BAŞKAN VEYSEL EROĞLU - İthal yani kumu, çakılı ithal mi edelim?

JALE NUR SÜLLÜ (Eskişehir) - Hayır, ithal edelim demiyorum. Ben inşaat sektörünün bu kadar hunharca bir biçimde arazi tahribatından söz ediyorum. Sadece Tarım ve Orman Bakanlığımız bu konuda ne yapıyor?

Şimdi, bildiğiniz gibi Rize İkizdere Vadisi, köyü, Cevizli köyü çay ve arıcılık konusunda son derece önemli bir bölge. Orada Cengiz İnşaatın Rize İkizdere'de bulunan İşkencedere Vadisi'nde yapmak istediği taş ocağı çalışmaları yöre halkının direnişiyle karşılaşıyor. Bakanlığımız çay ve arıcılığı desteklemek üzerine bu konuda ne yapıyor? Birinci sorum bu.

Şimdi, ikinci sorum, aslında çok güzel söylediniz "Biz her yıl arazi varlığını kişi başı yüzde 24 kaybediyoruz." dediniz. Doğru değil mi Sayın Bakan Yardımcım?

BAŞKAN VEYSEL EROĞLU - Her yıl değil, yanlışlık var.

TARIM VE ORMAN BAKAN YARDIMCISI MEHMET HADİ TUNÇ - Değil, değil, toplam.

JALE NUR SÜLLÜ (Eskişehir) - İşte, "Kişi başı yüzde 24 arazi varlığını kaybetti." dediniz.

BAŞKAN VEYSEL EROĞLU - Bir yanlışlık var arkadaşlar.

JALE NUR SÜLLÜ (Eskişehir) - Siz söylediniz, sizin sunumuzda geçti.

TARIMSAL ARAŞTIRMALAR VE POLİTİKALAR GENEL MÜDÜRÜ NEVZAT BİRİŞİK - Sayın Vekilim, benim sunumumda vardı, küresel olarak 2080'e kadar, bugün için olan kişi başına arazi de yüzde 24 eksilecek.

JALE NUR SÜLLÜ (Eskişehir) - Evet.

TARIM VE ORMAN BAKAN YARDIMCISI MEHMET HADİ TUNÇ - Gelecekte, gelecekte.

JALE NUR SÜLLÜ (Eskişehir) - Evet, gelecekte, tamam.

Toprak koruma... Şimdi, aslında, yine sizlerin sunumunda büyük ova adı altında Tarım ve Orman Bakanlığımızın, Bakanlar Kurulu ve Cumhurbaşkanlığı kararnameleriyle altında eskiden Bakanlar Kurulu varken şimdi de Cumhurbaşkanlığı imzasıyla tarım arazisi ilan ediliyor, büyük ova adı altında sit ilan ediliyor. Sanıyorum, 39 sayısını verdiniz değil mi?

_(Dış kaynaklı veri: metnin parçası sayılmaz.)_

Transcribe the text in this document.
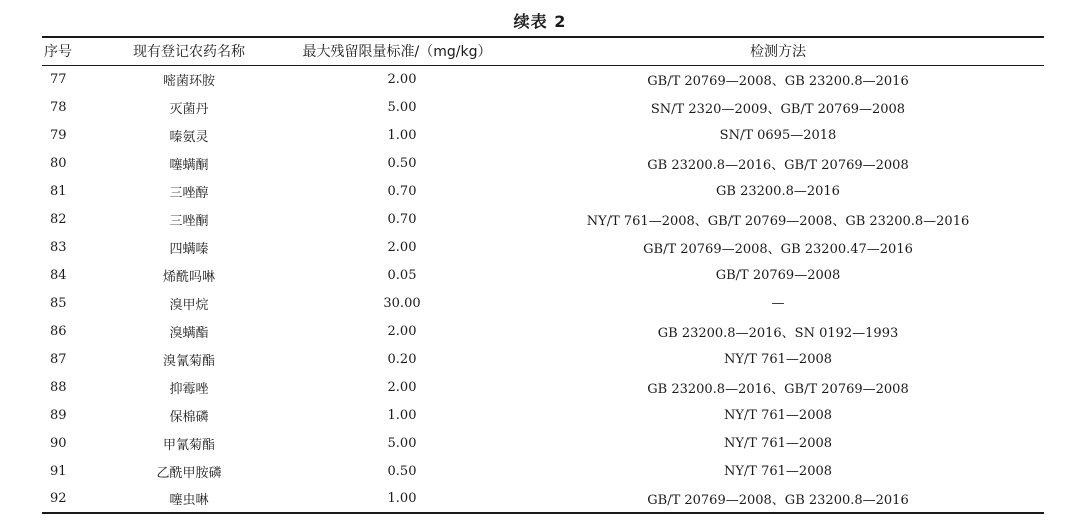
续表 2
序号	现有登记农药名称	最大残留限量标准/（mg/kg）	检测方法
77	嘧菌环胺	2.00	GB/T 20769—2008、GB 23200.8—2016
78	灭菌丹	5.00	SN/T 2320—2009、GB/T 20769—2008
79	嗪氨灵	1.00	SN/T 0695—2018
80	噻螨酮	0.50	GB 23200.8—2016、GB/T 20769—2008
81	三唑醇	0.70	GB 23200.8—2016
82	三唑酮	0.70	NY/T 761—2008、GB/T 20769—2008、GB 23200.8—2016
83	四螨嗪	2.00	GB/T 20769—2008、GB 23200.47—2016
84	烯酰吗啉	0.05	GB/T 20769—2008
85	溴甲烷	30.00	—
86	溴螨酯	2.00	GB 23200.8—2016、SN 0192—1993
87	溴氰菊酯	0.20	NY/T 761—2008
88	抑霉唑	2.00	GB 23200.8—2016、GB/T 20769—2008
89	保棉磷	1.00	NY/T 761—2008
90	甲氰菊酯	5.00	NY/T 761—2008
91	乙酰甲胺磷	0.50	NY/T 761—2008
92	噻虫啉	1.00	GB/T 20769—2008、GB 23200.8—2016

TARIM VE ORMAN BAKAN YARDIMCISI MEHMET HADİ TUNÇ - Yok, hayır, 315.

JALE NUR SÜLLÜ (Eskişehir) - 315 tane sit ilan edildi.

TARIM VE ORMAN BAKAN YARDIMCISI MEHMET HADİ TUNÇ - Evet, büyük ova.

JALE NUR SÜLLÜ (Eskişehir) - Tamam.

Şimdi, bunlardan bir tanesi de benim Eskişehir'de büyük ova 2 tane var, büyük ova adı altında fakat biz yıllardır termik santral için mücadele ediyoruz. Şimdi, Toprak Koruma Kurulu kararlarıyla siz büyük ova ilan ediyorsunuz ama Toprak Koruma Kurulu kararlarıyla tarım statüsünden çıkarılıyor. Termik santraller için çıkarılıyor, maden aramaları için çıkarılıyor ya da işte şehirler için, kentleşme için, siteler için çıkarılıyor. Şimdi, hem arazi kaybından söz ediyoruz, arazi tahribatından söz ediyoruz hem de büyük ova alanı ilan ettiğimiz yerlerde bile Toprak Koruma Kurulları valiliklerde toplanıyor ve buna izin veriyor. Büyük ovada bizim Eskişehir'de başımıza geldi. Büyük ova ilan edilen yerde Toprak Koruma Kurulu kararıyla tarım arazisinden de çıkarıldı. Bu konularda ne önlem alıyorsunuz? Bunu sormak istiyorum.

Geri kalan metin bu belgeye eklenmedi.